Transgender people in Panama alarmed by gender-based coronavirus quarantine rules
Panama has brought in gendered social-distancing regulations to tackle the coronavirus crisis, causing alarm and dread for the trans community.
Under near-total lockdown Panama has already closed its schools and borders, with citizens allowed outside for two hours per day.
Under the new rules, implemented on April 1, men and women are only allowed out of the house on specific, separate days – and police are checking the gender on the ID cards of people on the streets.
LGBT+ rights organisations immediately warned that the new rules – which will remain in place until at least April 12 – would affect trans people.
Trans woman stopped by police and accused of not being a woman.
The Association of New Men and Women of Panama, an LGBT+ rights organisation, said the measures had caused “dread”.
“There are still police patrols who use the argument that God only created Adam and Eve,” association president Ricardo Beteta told AFP.
“What does a transgender person do in this situation?”
These fears were immediately realised when – on the first day of the new gendered social-distancing rules – a trans woman called Bárbara Delgado was stopped by police on her way to work.
Police saw the male gender marker on her ID card and took her to the police station, where she was accused of not being a woman, held for three “humiliating” hours and then released with a fine, according to Human Rights Watch.
Panama only recognises trans people’s gender after surgery.
In Panama, trans people can only change the gender marker on their ID documents if they can prove they have had gender-confirmation surgery.
Ali, a 25-year-old trans man and tattoo artist, has an ID card that still says he’s a woman.
“My biggest fear, obviously, is the police, who aren’t trained or sensitised to this subject and I don’t know what attitude they will take with me,” he told AFP.
“I’m 100 per cent sure I’ll be stopped in the street and seeing as I don’t fit the mould … I don’t know if they’ll be aggressive.
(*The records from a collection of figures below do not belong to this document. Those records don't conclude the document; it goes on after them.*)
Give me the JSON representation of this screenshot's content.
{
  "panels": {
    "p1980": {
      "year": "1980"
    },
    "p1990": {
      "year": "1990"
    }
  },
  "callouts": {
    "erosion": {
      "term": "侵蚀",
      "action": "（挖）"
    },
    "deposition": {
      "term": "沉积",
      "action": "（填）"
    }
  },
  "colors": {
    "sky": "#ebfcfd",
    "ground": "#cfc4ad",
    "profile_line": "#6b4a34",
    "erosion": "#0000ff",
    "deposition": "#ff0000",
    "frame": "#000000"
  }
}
That’s what scares me,” Ali added.
As of yesterday, Panama had 1,988 confirmed cases of COVID-19, with 54 deaths.
“No country will be fully prepared to fight the virus, if the population does not assume responsibility for protecting the individual and collective health of its inhabitants,” the country’s health ministry warned last week.
Under the lockdown rules, women are allowed to go shopping for food on Mondays, Wednesday and Fridays, while men are allowed to leave home and go shopping on Tuesdays, Thursdays and Saturdays. No one is allowed outside on Sundays in Panama.